Discovering how this plant senses its environment requires us to imagine a profoundly non-human mode of vision. Traditional notions of sight may not even be helpful. Looking for eyes, retinas, or other equivalent forms of darkroom may not make any sense. One might entertain, for instance, the possibility of a distributed photosensitivity or some sensitivity to shadows. It could be that the process doesn’t involve visible light at all.

In another text, I discussed Paragraphica, the project of a “photographic” machine that uses AI to produce images from online data about the device’s location. This “camera” highlights the artificiality of the very idea of photography, showing how it is not a natural and unmediated way of apprehending reality but a construction resulting from a set of cultural, social, political, and technical decisions and limitations.

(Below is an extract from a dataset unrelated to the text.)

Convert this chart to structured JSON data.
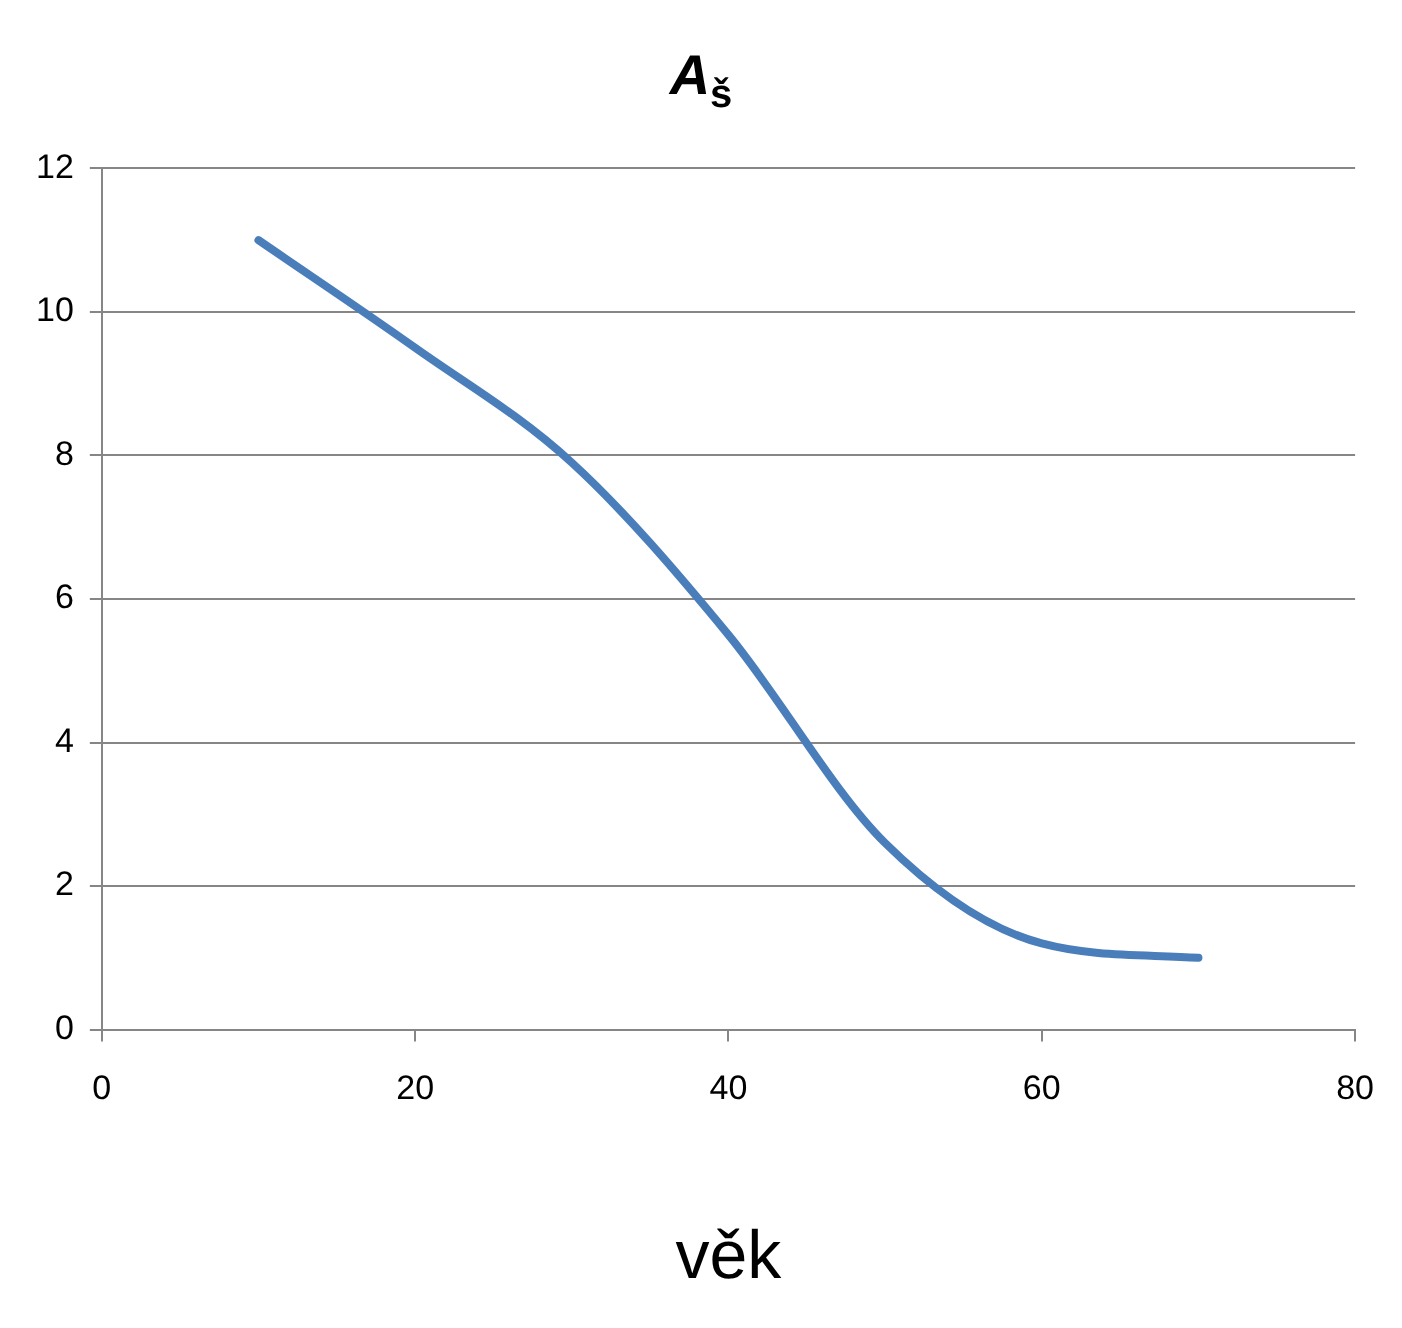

Understanding non-retinal and non-human modes of photographic perception challenges our relationship to images. This endeavour demands that we extend the notion of image beyond the traditional boundaries of photography. 

Radically rewriting the idea of image should lead to a profound reassessment of graphic design. This discipline relies on core concepts, like form, function, or image, yet these ideas often remain unquestioned. These principles are not natural, timeless and unchanging but products of specific historical contexts. So is graphic design.

We shall delve into the complex and troubled relationship between graphic design and images in future texts.